St. Martin de Porres parishioner celebrates 73rd wedding anniversary

Friday, Apr. 13, 2018
St. Martin de Porres parishioner celebrates 73rd wedding anniversary + Enlarge
Mary Alice and Thomas O. Breitling celebrate their 73rd wedding anniversary on Aug. 9, 2017.
By Linda Petersen
Intermountain Catholic

SALT LAKE CITY — From the jungles of Honduras to the snow-capped mountains of Utah, Tom and Mary Alice Breitling have been through thick and thin together in their nearly 74 years of marriage.

The two met at a 1943 Thanksgiving dance at the University of Alabama, where Tom was studying engineering. He had gone to the dance with someone else but noticed a tall, very attractive blonde girl dancing with an Air Corps soldier. Tom cut in, much to the chagrin of her partner, who, Tom said, was evidently very much in love with the girl. During that one dance Tom learned her name, Mary Alice Clark, and that she was from Jackson, Miss.

A few days later when Tom phoned his original date, she told him “the blonde girl from Mississippi” wanted him to ask her out. Tom got Mary Alice’s number and asked her out that evening. Over then next few months, the two dated as often as they could.

Tom, who had enlisted in the Army, had been told to continue his education at the university while he awaited orders. After his March 1944 graduation, he trained for 17 weeks at Ft. Belvoir, Va. He invited Mary Alice to his graduation from the program.

“Mary Alice wore a lavender sweater and was looking beautiful,” Tom recalls.  

The couple borrowed $65 and, after the ceremony, they drove to Farrsville, Md., where they were married by a Methodist minister. Shortly after, Tom and Mary Alice visited her parents to tell them the news.

“Her dad was upset,” Tom said. “He was telling me all he had planned for her. ‘I’ll make sure it all happens,’ I told him.”

On Jan. 5 1945, Tom shipped out to a posting in Calcutta, India and then later to another in China, where he was in Service and Supply. After the war, he was sent to New Delhi as part of the Foreign Liquidation Corps. In the meantime, Mary Alice had given birth to their first child. Tom asked his commander to allow him to make it home to Mobile, Ala. for his daughter Donna Kathryn’s first birthday, which he did.

After he was discharged, Tom held a variety of jobs, but having developed a fondness for the tropics, he signed on as a single man (the only opening at the time) to work on a Honduran banana plantation for United Fruit Co. He was able to bring Mary Alice and Donna Kathryn to join him three months later.

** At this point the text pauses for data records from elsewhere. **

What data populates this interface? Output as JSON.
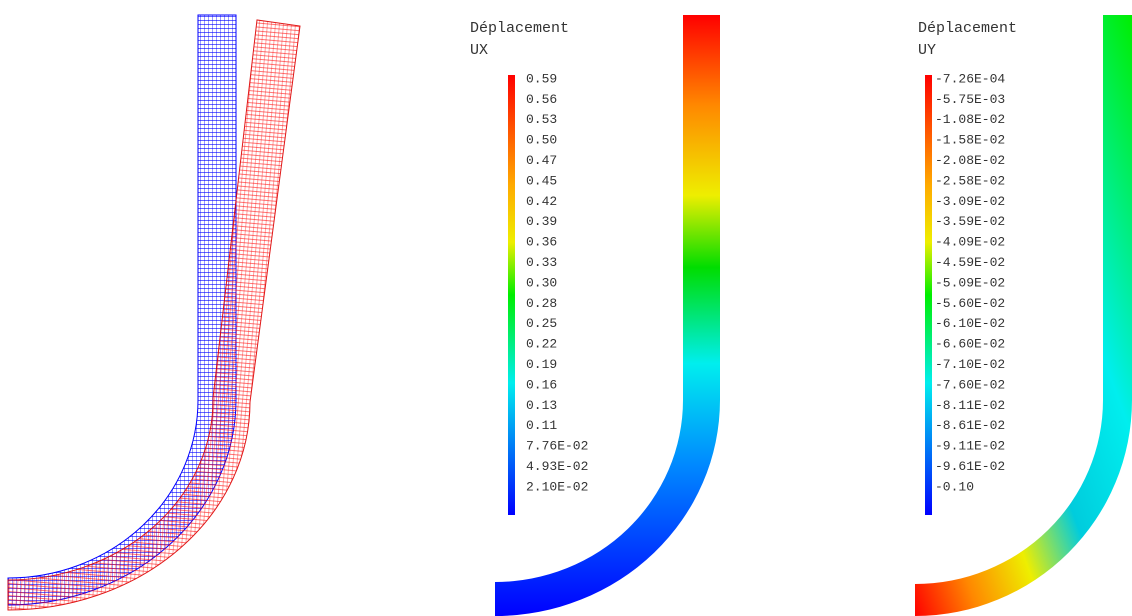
{
  "legends": [
    {
      "title": "Déplacement",
      "component": "UX",
      "levels": [
        "0.59",
        "0.56",
        "0.53",
        "0.50",
        "0.47",
        "0.45",
        "0.42",
        "0.39",
        "0.36",
        "0.33",
        "0.30",
        "0.28",
        "0.25",
        "0.22",
        "0.19",
        "0.16",
        "0.13",
        "0.11",
        "7.76E-02",
        "4.93E-02",
        "2.10E-02"
      ]
    },
    {
      "title": "Déplacement",
      "component": "UY",
      "levels": [
        "-7.26E-04",
        "-5.75E-03",
        "-1.08E-02",
        "-1.58E-02",
        "-2.08E-02",
        "-2.58E-02",
        "-3.09E-02",
        "-3.59E-02",
        "-4.09E-02",
        "-4.59E-02",
        "-5.09E-02",
        "-5.60E-02",
        "-6.10E-02",
        "-6.60E-02",
        "-7.10E-02",
        "-7.60E-02",
        "-8.11E-02",
        "-8.61E-02",
        "-9.11E-02",
        "-9.61E-02",
        "-0.10"
      ]
    }
  ]
}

Returning to the United States, Tom worked in various jobs in Mississippi and Colorado over the course of several years. The family grew to include four more children and finally ended up in Utah in 1969 when Tom went to work for Kennecott Copper. He subsequently worked for IMCO and retired from Hercules in 1990. These days, the couple lives in Holladay.

“Moving all around the different places with the children, that was pretty hard,” Mary Alice said. “There was a lot of adjustment, but I just went with the flow and did the best I could. We tried to become a part of the community wherever we went.”

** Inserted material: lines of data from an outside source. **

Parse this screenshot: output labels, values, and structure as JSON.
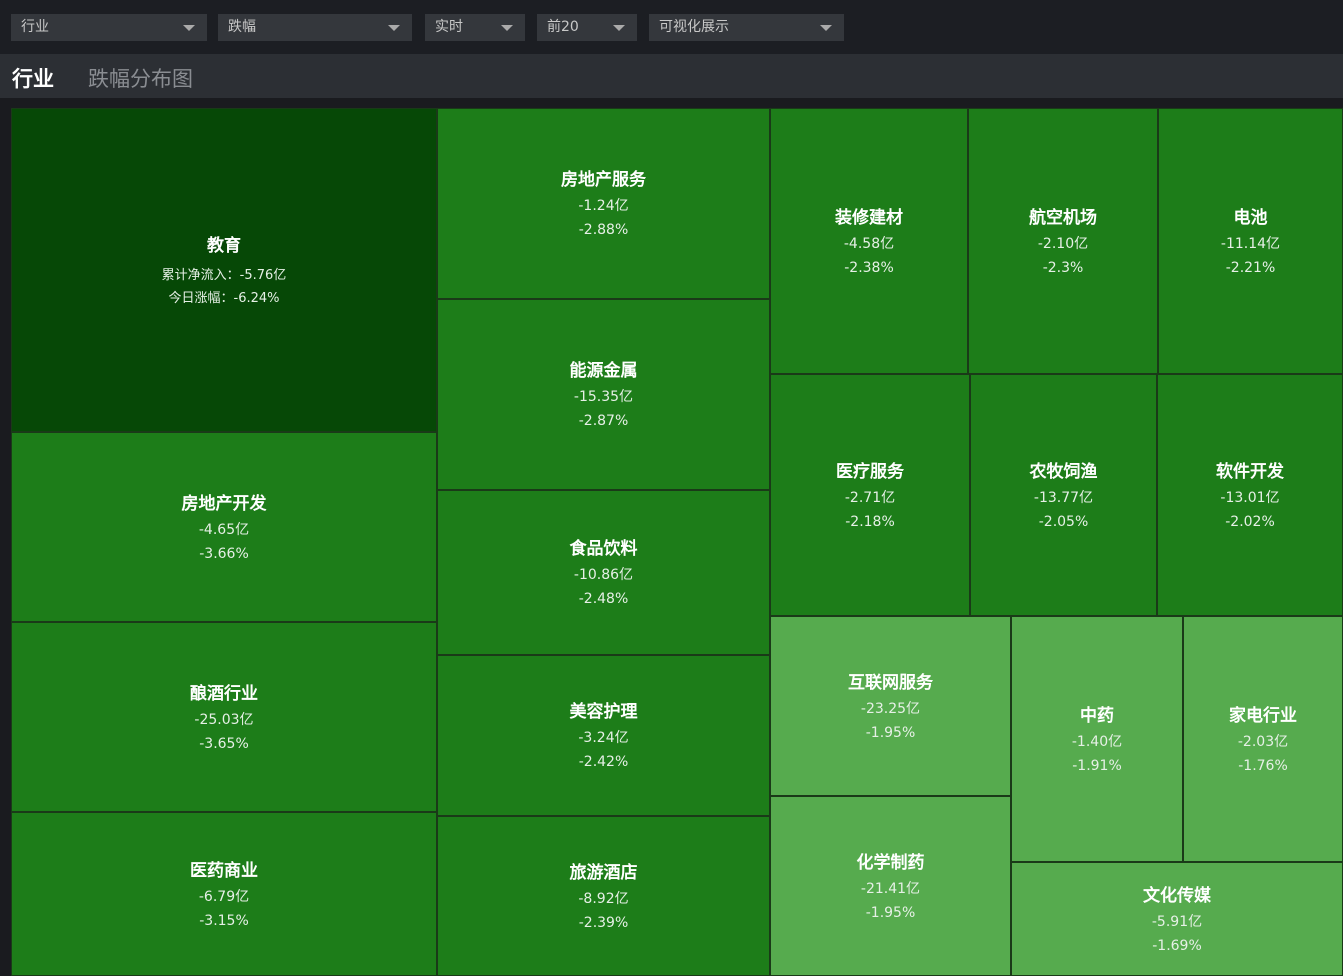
{
  "toolbar": {
    "dropdowns": [
      "行业",
      "跌幅",
      "实时",
      "前20",
      "可视化展示"
    ]
  },
  "tabs": [
    "行业",
    "跌幅分布图"
  ],
  "tiles": [
    {
      "name": "教育",
      "flow": "累计净流入：-5.76亿",
      "change": "今日涨幅：-6.24%",
      "color": "#064806"
    },
    {
      "name": "房地产开发",
      "flow": "-4.65亿",
      "change": "-3.66%",
      "color": "#1d7d19"
    },
    {
      "name": "酿酒行业",
      "flow": "-25.03亿",
      "change": "-3.65%",
      "color": "#1d7d19"
    },
    {
      "name": "医药商业",
      "flow": "-6.79亿",
      "change": "-3.15%",
      "color": "#1d7d19"
    },
    {
      "name": "房地产服务",
      "flow": "-1.24亿",
      "change": "-2.88%",
      "color": "#1d7d19"
    },
    {
      "name": "能源金属",
      "flow": "-15.35亿",
      "change": "-2.87%",
      "color": "#1d7d19"
    },
    {
      "name": "食品饮料",
      "flow": "-10.86亿",
      "change": "-2.48%",
      "color": "#1d7d19"
    },
    {
      "name": "美容护理",
      "flow": "-3.24亿",
      "change": "-2.42%",
      "color": "#1d7d19"
    },
    {
      "name": "旅游酒店",
      "flow": "-8.92亿",
      "change": "-2.39%",
      "color": "#1d7d19"
    },
    {
      "name": "装修建材",
      "flow": "-4.58亿",
      "change": "-2.38%",
      "color": "#1d7d19"
    },
    {
      "name": "航空机场",
      "flow": "-2.10亿",
      "change": "-2.3%",
      "color": "#1d7d19"
    },
    {
      "name": "电池",
      "flow": "-11.14亿",
      "change": "-2.21%",
      "color": "#1d7d19"
    },
    {
      "name": "医疗服务",
      "flow": "-2.71亿",
      "change": "-2.18%",
      "color": "#1d7d19"
    },
    {
      "name": "农牧饲渔",
      "flow": "-13.77亿",
      "change": "-2.05%",
      "color": "#1d7d19"
    },
    {
      "name": "软件开发",
      "flow": "-13.01亿",
      "change": "-2.02%",
      "color": "#1d7d19"
    },
    {
      "name": "互联网服务",
      "flow": "-23.25亿",
      "change": "-1.95%",
      "color": "#56ab4e"
    },
    {
      "name": "化学制药",
      "flow": "-21.41亿",
      "change": "-1.95%",
      "color": "#56ab4e"
    },
    {
      "name": "中药",
      "flow": "-1.40亿",
      "change": "-1.91%",
      "color": "#56ab4e"
    },
    {
      "name": "家电行业",
      "flow": "-2.03亿",
      "change": "-1.76%",
      "color": "#56ab4e"
    },
    {
      "name": "文化传媒",
      "flow": "-5.91亿",
      "change": "-1.69%",
      "color": "#56ab4e"
    }
  ]
}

Ten years into their marriage, Tom decided to become a member of the Catholic Church to have his sins forgiven, he said. His wife looked into joining too but, Tom said, “it didn’t work out.”

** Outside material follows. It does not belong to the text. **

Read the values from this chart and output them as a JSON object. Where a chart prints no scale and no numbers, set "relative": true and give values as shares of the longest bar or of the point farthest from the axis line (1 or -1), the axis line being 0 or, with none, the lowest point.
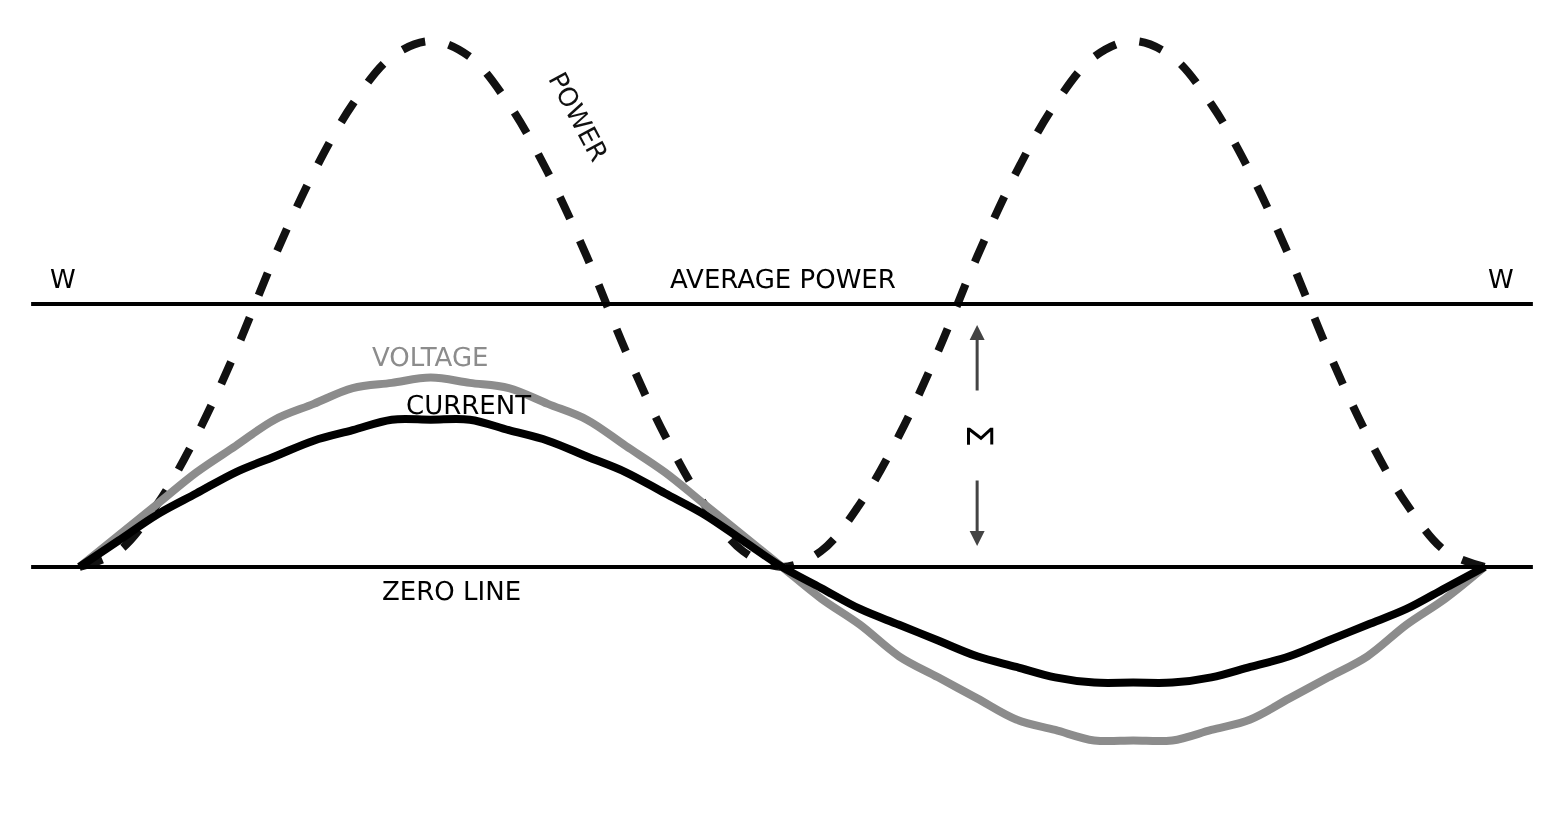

For a time, the difference in religions strained their marriage as Tom, filled with zeal for his newfound faith, began to pressure Mary Alice and the children to convert. That ended when he received a letter from the priest who had baptized him, Fr. Josiah Chatham, reminding him that the vows they had made upon their marriage were made as Methodists in a Methodist church; Tom needed to respect that and Mary Alice’s choices, the priest wrote.

Tom took Fr. Josiah’s advice to heart; today Mary Alice remains a member of Christ United Methodist Church, while Tom attends St. Martin de Porres Parish. For their 73rd wedding anniversary, the couple was treated to a lobster meal by employees of the Red Lobster in Murray, Tom said.

To keep a marriage going strong through so many years you “have to have a lot of patience, be willing to discuss things a lot and keep the peace between the children and parents,” Mary Alice said.

In 1998 Tom was diagnosed with cancer. A surgery to remove carcinoid tumors in his small intestine was only partially successful because one was wrapped around his aorta, and he was given six months to live. Those six months have turned into 20 years, something for which Tom is very thankful.

These days, Mary Alice, who suffers from spinal stenosis, is housebound and requires nursing care in addition to the help Tom provides.

“I’ve been blessed to be able to do for her,” he said. “For 71 years, there was no end to her working to raise our five children and to take care of me. She is a fabulous woman.”